OKC’s Westbrook defiant after another first-round exit
The All-Star point guard averaged a triple-double for the third straight season and nearly averaged one in the playoffs. But Portland bounced the Thunder in five games, and Westbrook’s poor shooting played a significant role in another first-round exit. He shot 36 percent from the floor during the series and made just 11 of 31 field goals in the deciding Game 5 loss.
Don’t expect the 30-year-old gunslinger to change his approach when teams back off, daring him to take a shot.
“There’s no process,” Westbrook said. “Shoot it. That’s it.”
The emotional Westbrook has been at the center of the good — and the bad — this season for OKC.
He got into a verbal altercation with fans in Utah, led the league with 16 technical fouls and was suspended a game for them, engaged in trash talking with Portland’s Damian Lillard during the playoffs and responded during postgame news conferences with, “Next question.”
Westbrook’s actions have been magnified by the team’s disappointing early playoff exit and the fact that since Kevin Durant left for Golden State after the 2015-16 season, the Thunder have not won a playoff series.
It also has led to backlash within the league. Injured Portland center Jusuf Nurkic wore a T- shirt after Game 5 that read: “Got Bricks? Next Question.”
Westbrook clearly hears and sees it all, but said he does not care about it.
“When you do so much at a high level, a lot of haters come,” he said. “That’s how life is, man. That’s life, man. When you do so much, people going to try to pull and take away and try to take that away from you. But nobody can take away from me.”
Thunder forward Paul George said there’s more to Westbrook than the fans see. It was Westbrook who convinced George to stay when he could have left in free agency last summer. And Westbrook helped George finish second in the league with 28 points per game.
“Anything he does is just amplified, and you know, if anybody knows Russ on a personal level, you know that he’s as real as it gets,” George said. “He’s 100 percent. He’s as pure as a person that you can find. If you’re watching him from afar, you might mistake that for him being a certain type of way.”
George acknowledged that Westbrook makes things difficult for himself at times.
“I mean, it’s a tough position to be in because I know being around him … I know where it’s coming from,” George said. “It just doesn’t come off the right way. But I know where it’s coming from.”

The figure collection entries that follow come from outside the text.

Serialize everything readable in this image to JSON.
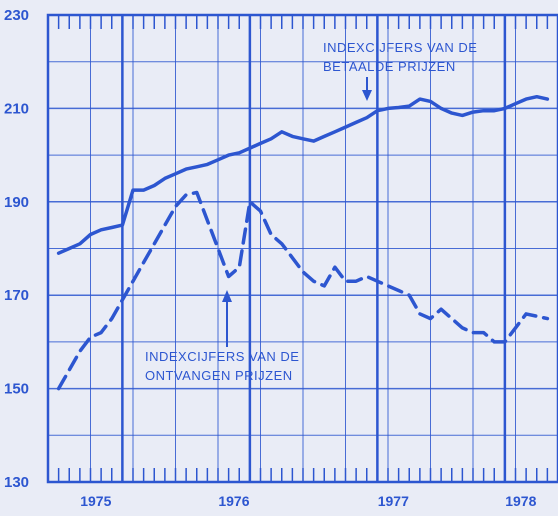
{
  "chart_data": {
    "type": "line",
    "title": "",
    "xlabel": "",
    "ylabel": "",
    "color": "#2d56d0",
    "background": "#e9ecf6",
    "grid": true,
    "ylim": [
      130,
      230
    ],
    "yticks": [
      130,
      150,
      170,
      190,
      210,
      230
    ],
    "ytick_labels": [
      "130",
      "150",
      "170",
      "190",
      "210",
      "230"
    ],
    "xlim": [
      0,
      48
    ],
    "year_labels": [
      {
        "label": "1975",
        "x": 4.5
      },
      {
        "label": "1976",
        "x": 17.5
      },
      {
        "label": "1977",
        "x": 32.5
      },
      {
        "label": "1978",
        "x": 44.5
      }
    ],
    "series": [
      {
        "name": "INDEXCIJFERS VAN DE BETAALDE PRIJZEN",
        "style": "solid",
        "x": [
          1,
          2,
          3,
          4,
          5,
          6,
          7,
          8,
          9,
          10,
          11,
          12,
          13,
          14,
          15,
          16,
          17,
          18,
          19,
          20,
          21,
          22,
          23,
          24,
          25,
          26,
          27,
          28,
          29,
          30,
          31,
          32,
          33,
          34,
          35,
          36,
          37,
          38,
          39,
          40,
          41,
          42,
          43,
          44,
          45,
          46,
          47
        ],
        "values": [
          179,
          180,
          181,
          183,
          184,
          184.5,
          185,
          192.5,
          192.5,
          193.5,
          195,
          196,
          197,
          197.5,
          198,
          199,
          200,
          200.5,
          201.5,
          202.5,
          203.5,
          205,
          204,
          203.5,
          203,
          204,
          205,
          206,
          207,
          208,
          209.5,
          210,
          210.2,
          210.5,
          212,
          211.5,
          210,
          209,
          208.5,
          209.2,
          209.5,
          209.5,
          210,
          211,
          212,
          212.5,
          212
        ]
      },
      {
        "name": "INDEXCIJFERS VAN DE ONTVANGEN PRIJZEN",
        "style": "dashed",
        "x": [
          1,
          2,
          3,
          4,
          5,
          6,
          7,
          8,
          9,
          10,
          11,
          12,
          13,
          14,
          15,
          16,
          17,
          18,
          19,
          20,
          21,
          22,
          23,
          24,
          25,
          26,
          27,
          28,
          29,
          30,
          31,
          32,
          33,
          34,
          35,
          36,
          37,
          38,
          39,
          40,
          41,
          42,
          43,
          44,
          45,
          46,
          47
        ],
        "values": [
          150,
          154,
          158,
          161,
          162,
          165,
          169,
          173,
          177,
          181,
          185,
          189,
          191.5,
          192,
          186,
          180,
          174,
          176,
          190,
          188,
          183,
          181,
          178,
          175,
          173,
          172,
          176,
          173,
          173,
          174,
          173,
          172,
          171,
          170,
          166,
          165,
          167,
          165,
          163,
          162,
          162,
          160,
          160,
          163,
          166,
          165.5,
          165
        ]
      }
    ],
    "annotations": [
      {
        "lines": [
          "INDEXCIJFERS VAN DE",
          "BETAALDE PRIJZEN"
        ]
      },
      {
        "lines": [
          "INDEXCIJFERS VAN DE",
          "ONTVANGEN PRIJZEN"
        ]
      }
    ]
  }
}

But something needs to change for OKC to get past the recent early postseason exits. One area of concern is 3-point shooting, as the Thunder struggled from behind the arc.
Westbrook is especially sensitive to criticism of his 3-point shooting. He led the league averaging 10.7 assists per game, with 22.9 points and a career-high 11.1 rebounds per contest. He finished this season with 34 triple-doubles and now is tied for second all-time with Magic Johnson with 138 in his career.
“I know what I’m able to do and know what I’m able to do at a high level every night, and nobody else can do what I can do on a night in, night out basis, and I truly believe that,” he said. “If they could, I’m pretty sure they would. But I know for a fact that nobody can.”
Oklahoma City shot 35.9 percent on threes when others took them — above the league average of 35.5 percent. Westbrook brought the team’s average down to 34.8 percent.
Westbrook mentioned perhaps trying to take better shots next season, but sees the criticism of his overall game as unjustified.
“I’ve been blessed, and I stay prayerful, stay thankful to be able to do what I’m able to do,” he said, “and nobody can ever take that away from me. Regardless of what it is, how many stories are written, how many stats are put up, how many numbers are put up. Doesn’t matter.”
What does matter is three first-round postseason exits.